Uber has been fined £385,000 by the UK information Commissioner’s Office (ICO) for a security failure back in 2016.
The taxi-app company was fined after failing to protect the data of 2.7 million UK customers in 2016 after a cyber-attack.
At the time of the cyber-attack, Uber paid hackers $100,000 (£78,400) to retrieve the stolen customer data.
Concurrently, the firm was also been fined €600,000(£532,000) by regulators in Holland over the same incident, which compromised the data of 174,000 Dutch customers.
Uber had previously paid out $148 million to settle charges over the 2016 cyber-attacks in the U.S.
Steve Eckersley, director of investigations at the ICO, commented: “This was not only a serious failure of data security on Uber’s part but a complete disregard for the customers and drivers whose personal information was stolen.”

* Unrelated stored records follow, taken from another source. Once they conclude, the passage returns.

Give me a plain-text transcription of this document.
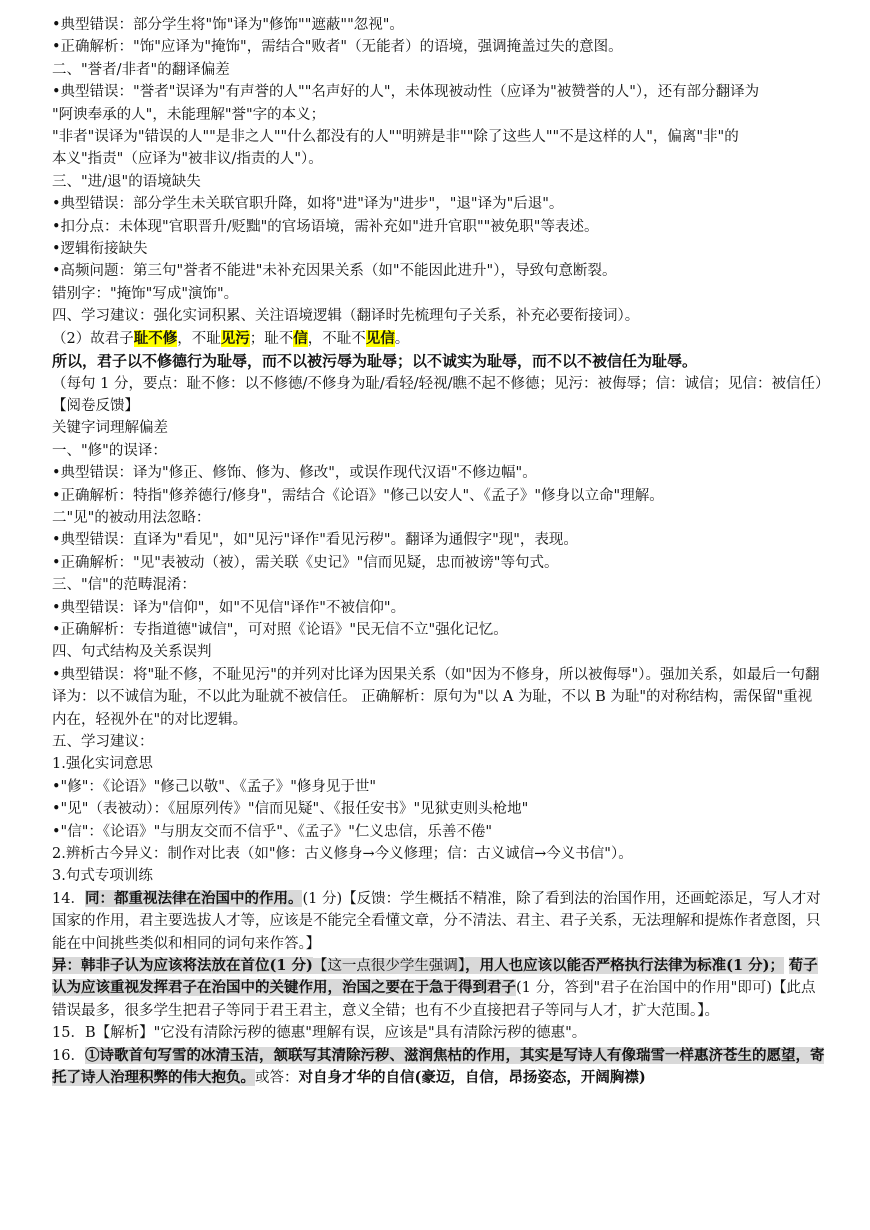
•典型错误：部分学生将"饰"译为"修饰""遮蔽""忽视"。
•正确解析："饰"应译为"掩饰"，需结合"败者"（无能者）的语境，强调掩盖过失的意图。
二、"誉者/非者"的翻译偏差
•典型错误："誉者"误译为"有声誉的人""名声好的人"，未体现被动性（应译为"被赞誉的人"），还有部分翻译为
"阿谀奉承的人"，未能理解"誉"字的本义；
"非者"误译为"错误的人""是非之人""什么都没有的人""明辨是非""除了这些人""不是这样的人"，偏离"非"的
本义"指责"（应译为"被非议/指责的人"）。
三、"进/退"的语境缺失
•典型错误：部分学生未关联官职升降，如将"进"译为"进步"，"退"译为"后退"。
•扣分点：未体现"官职晋升/贬黜"的官场语境，需补充如"进升官职""被免职"等表述。
•逻辑衔接缺失
•高频问题：第三句"誉者不能进"未补充因果关系（如"不能因此进升"），导致句意断裂。
错别字："掩饰"写成"演饰"。
四、学习建议：强化实词积累、关注语境逻辑（翻译时先梳理句子关系，补充必要衔接词）。
（2）故君子耻不修，不耻见污；耻不信，不耻不见信。
所以，君子以不修德行为耻辱，而不以被污辱为耻辱；以不诚实为耻辱，而不以不被信任为耻辱。
（每句 1 分，要点：耻不修：以不修德/不修身为耻/看轻/轻视/瞧不起不修德；见污：被侮辱；信：诚信；见信：被信任）
【阅卷反馈】
关键字词理解偏差
一、"修"的误译：
•典型错误：译为"修正、修饰、修为、修改"，或误作现代汉语"不修边幅"。
•正确解析：特指"修养德行/修身"，需结合《论语》"修己以安人"、《孟子》"修身以立命"理解。
二"见"的被动用法忽略：
•典型错误：直译为"看见"，如"见污"译作"看见污秽"。翻译为通假字"现"，表现。
•正确解析："见"表被动（被），需关联《史记》"信而见疑，忠而被谤"等句式。
三、"信"的范畴混淆：
•典型错误：译为"信仰"，如"不见信"译作"不被信仰"。
•正确解析：专指道德"诚信"，可对照《论语》"民无信不立"强化记忆。
四、句式结构及关系误判
•典型错误：将"耻不修，不耻见污"的并列对比译为因果关系（如"因为不修身，所以被侮辱"）。强加关系，如最后一句翻译为：以不诚信为耻，不以此为耻就不被信任。 正确解析：原句为"以 A 为耻，不以 B 为耻"的对称结构，需保留"重视内在，轻视外在"的对比逻辑。
五、学习建议：
1.强化实词意思
•"修"：《论语》"修己以敬"、《孟子》"修身见于世"
•"见"（表被动）：《屈原列传》"信而见疑"、《报任安书》"见狱吏则头枪地"
•"信"：《论语》"与朋友交而不信乎"、《孟子》"仁义忠信，乐善不倦"
2.辨析古今异义：制作对比表（如"修：古义修身→今义修理；信：古义诚信→今义书信"）。
3.句式专项训练
14．同：都重视法律在治国中的作用。(1 分)【反馈：学生概括不精准，除了看到法的治国作用，还画蛇添足，写人才对国家的作用，君主要选拔人才等，应该是不能完全看懂文章，分不清法、君主、君子关系，无法理解和提炼作者意图，只能在中间挑些类似和相同的词句来作答。】
异：韩非子认为应该将法放在首位(1 分)【这一点很少学生强调】，用人也应该以能否严格执行法律为标准(1 分)； 荀子认为应该重视发挥君子在治国中的关键作用，治国之要在于急于得到君子(1 分，答到"君子在治国中的作用"即可)【此点错误最多，很多学生把君子等同于君王君主，意义全错；也有不少直接把君子等同与人才，扩大范围。】。
15．B【解析】"它没有清除污秽的德惠"理解有误，应该是"具有清除污秽的德惠"。
16．①诗歌首句写雪的冰清玉洁，颔联写其清除污秽、滋润焦枯的作用，其实是写诗人有像瑞雪一样惠济苍生的愿望，寄托了诗人治理积弊的伟大抱负。或答：对自身才华的自信(豪迈，自信，昂扬姿态，开阔胸襟)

The ICO said: “Uber US did not follow the normal operation of its bug bounty programme. In this incident Uber US paid outside attackers who were fundamentally different from legitimate bug bounty recipients: instead of merely identifying a vulnerability and disclosing it responsibly, they maliciously exploited the vulnerability and intentionally acquired personal information relating to Uber users.”

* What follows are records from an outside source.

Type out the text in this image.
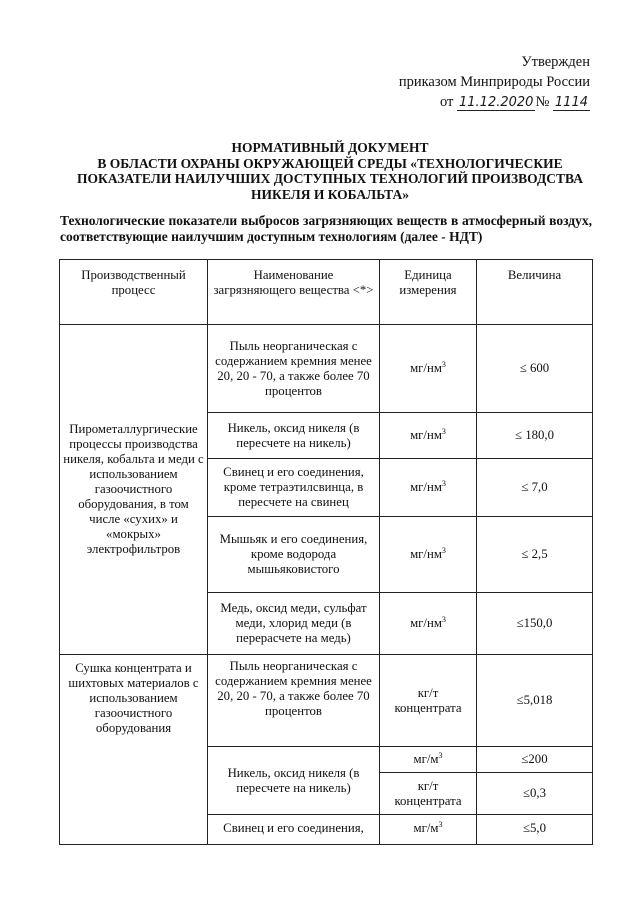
Утвержден
приказом Минприроды России
от 11.12.2020 № 1114
НОРМАТИВНЫЙ ДОКУМЕНТ
В ОБЛАСТИ ОХРАНЫ ОКРУЖАЮЩЕЙ СРЕДЫ «ТЕХНОЛОГИЧЕСКИЕ
ПОКАЗАТЕЛИ НАИЛУЧШИХ ДОСТУПНЫХ ТЕХНОЛОГИЙ ПРОИЗВОДСТВА
НИКЕЛЯ И КОБАЛЬТА»
Технологические показатели выбросов загрязняющих веществ в атмосферный воздух, соответствующие наилучшим доступным технологиям (далее - НДТ)
Производственный процесс	Наименование загрязняющего вещества <*>	Единица измерения	Величина
Пирометаллургические процессы производства никеля, кобальта и меди с использованием газоочистного оборудования, в том числе «сухих» и «мокрых» электрофильтров	Пыль неорганическая с содержанием кремния менее 20, 20 - 70, а также более 70 процентов	$мг/нм^3$	≤ 600
	Никель, оксид никеля (в пересчете на никель)	$мг/нм^3$	≤ 180,0
	Свинец и его соединения, кроме тетраэтилсвинца, в пересчете на свинец	$мг/нм^3$	≤ 7,0
	Мышьяк и его соединения, кроме водорода мышьяковистого	$мг/нм^3$	≤ 2,5
	Медь, оксид меди, сульфат меди, хлорид меди (в перерасчете на медь)	$мг/нм^3$	≤150,0
Сушка концентрата и шихтовых материалов с использованием газоочистного оборудования	Пыль неорганическая с содержанием кремния менее 20, 20 - 70, а также более 70 процентов	кг/т концентрата	≤5,018
	Никель, оксид никеля (в пересчете на никель)	$мг/м^3$	≤200
		кг/т концентрата	≤0,3
	Свинец и его соединения,	$мг/м^3$	≤5,0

In a statement, the company said: “We’re pleased to close this chapter on the data incident from 2016. As we shared with European authorities during their investigations, we’ve made a number of technical improvements to the security of our systems both in the immediate wake of the incident as well as in the years since.”
“We’ve also made significant changes in leadership to ensure proper transparency with regulators and customers moving forward. Earlier this year we hired our first chief privacy officer, data protection officer, and a new chief trust and security officer. We learn from our mistakes and continue our commitment to earn the trust of our users every day.”